The promising high-level results are from the AZ phase 3 TACKLE COVID-19 treatment trial in which the LAAB reduced by 50% vs placebo the risk of developing severe COVID-19 or death. Further, approximately 90% of trial participants were from populations at high risk for progression to severe infection, according to AZ.

The announcement follows the company’s October 5th notice that it had filed a request with the US Food and Drug Administration for an emergency use authorization for AZD7442 for prophylaxis of symptomatic COVID-19. According to the AZ statement, AZD7442, administered via intramuscular injection, is the first LAAB with phase 3 data demonstrating benefit in both prophylaxis and treatment of COVID-19.

“With continued cases of serious COVID-19 infections across the globe, there is a significant need for new therapies like AZD7442 that can be used to protect vulnerable populations from getting COVID-19 and can also help prevent progression to severe disease,” said TACKLE principal investigator Hugh Montgomery, professor of intensive care medicine at Medicine at University College London, in the company statement. Added Menge Pangalos, AZ executive vice president, biopharmaceuticals R&D, “An early intervention with our antibody can give a significant reduction in progression to severe disease, with continued protection for more than six months.”

The phase 3 TACKLE clinical trial included 903 participants, randomized 1:1 to receive AZD7442 (n=452) or placebo (n=451) administered in 2 separate sequential IM injections. Participants were outpatients aged ≥18 years with confirmed mild-to-moderate CVOID-19 who had been symptomatic for ≤7 days.

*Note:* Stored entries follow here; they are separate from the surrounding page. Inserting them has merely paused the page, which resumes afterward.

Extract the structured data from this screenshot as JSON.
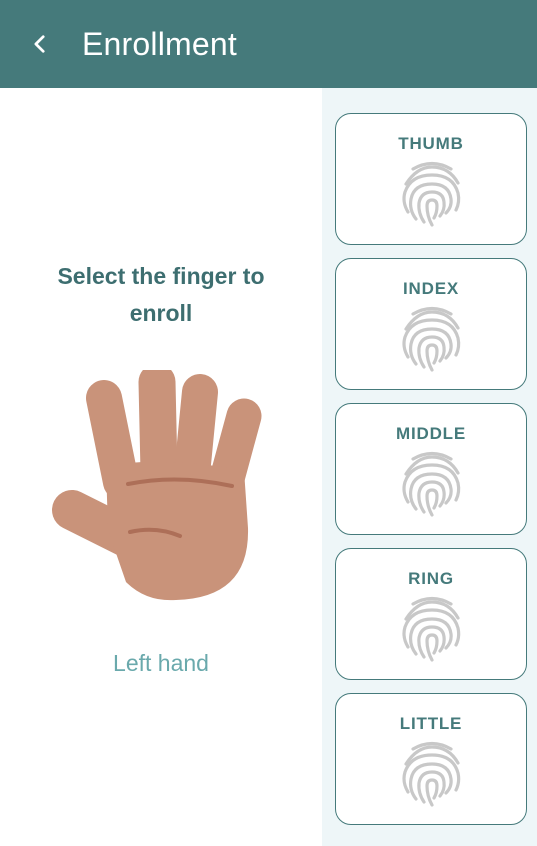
{
  "header": {
    "title": "Enrollment",
    "back_icon": "chevron-left-icon",
    "background_color": "#457a7b"
  },
  "main": {
    "prompt": "Select the finger to enroll",
    "hand_icon": "left-hand-illustration",
    "hand_label": "Left hand",
    "hand_color": "#c9937a"
  },
  "fingers": [
    {
      "label": "THUMB",
      "icon": "fingerprint-icon"
    },
    {
      "label": "INDEX",
      "icon": "fingerprint-icon"
    },
    {
      "label": "MIDDLE",
      "icon": "fingerprint-icon"
    },
    {
      "label": "RING",
      "icon": "fingerprint-icon"
    },
    {
      "label": "LITTLE",
      "icon": "fingerprint-icon"
    }
  ],
  "colors": {
    "accent": "#457a7b",
    "prompt_text": "#3d6e70",
    "label_text": "#6aa9ac",
    "side_panel": "#eef6f8"
  }
}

The primary efficacy endpoint was the composite of either severe COVID-19 or death from any cause through day 29.

In the final participant group, 13% were aged ≥65 years, 90% had comorbidities at baseline that increased their risk of progression to severe COVID-19 (see sidebar). Approximately 62% were White/Caucasian, 4% Black/African American, 6% Asian, and 24% American Indian or Alaskan Native.

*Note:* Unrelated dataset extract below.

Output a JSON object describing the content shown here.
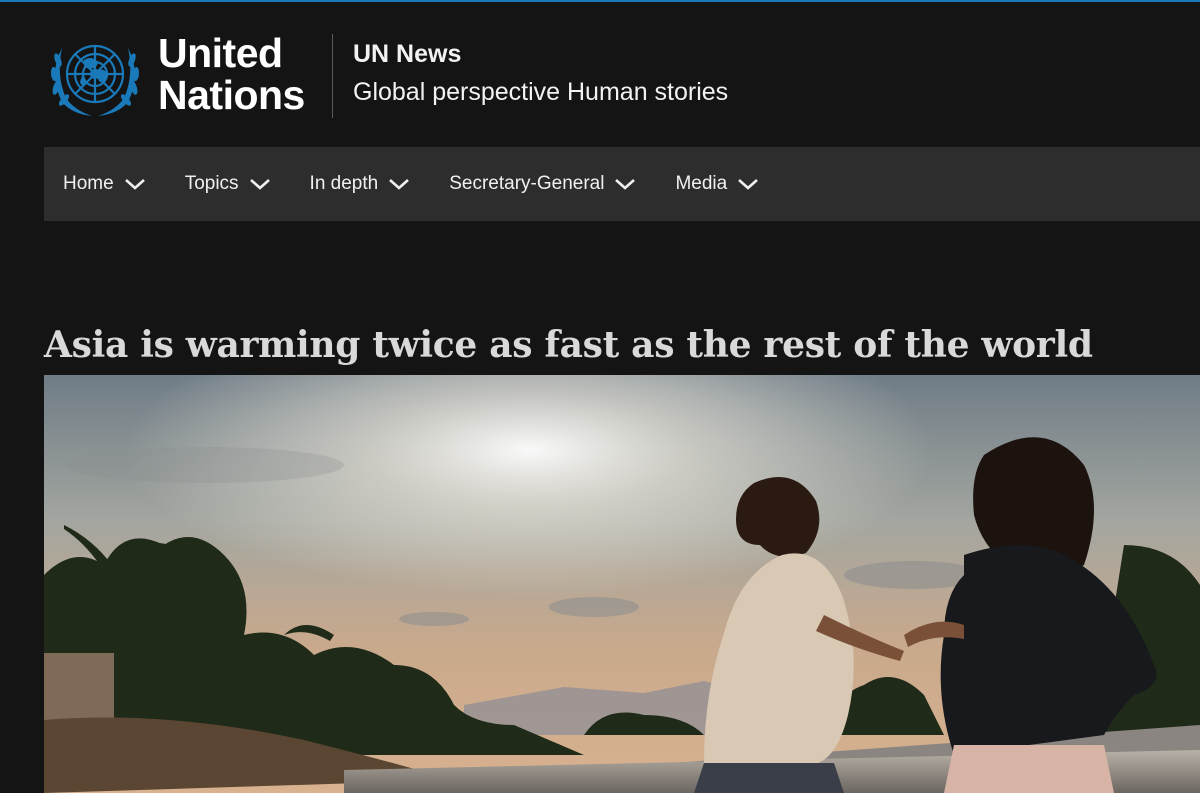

The trial met its primary endpoint, with a dose of 600mg of AZD7442 reducing the risk of developing severe COVID-19 or death (from any cause) by 50% in patients symptomatic for 7 days or fewer vs placebo. Among the 407 participants receiving AZD7442, there were 18 events. There were 37 events among the 415 participants receiving placebo.

Results of a prespecified analysis of participants who were given treatment within 5 days of symptom onset demonstrated that AZD7442 reduced the risk of developing severe COVID-19 or death (from any cause) by 67% compared vs placebo. In this analysis, there were 9 events among 253 participants receiving AZD7442 and 27 events among the 251 who received placebo.

Subjects will continue to be followed for 15 months, the statement says.

“These important results for AZD7442…add to the growing body of evidence for use of this therapy in both prevention and treatment of COVID-19,” added Pangalos in the AZ statement.

Full results from TACKLE will be submitted for publication in a peer-reviewed medical journal and presented at a forthcoming medical meeting.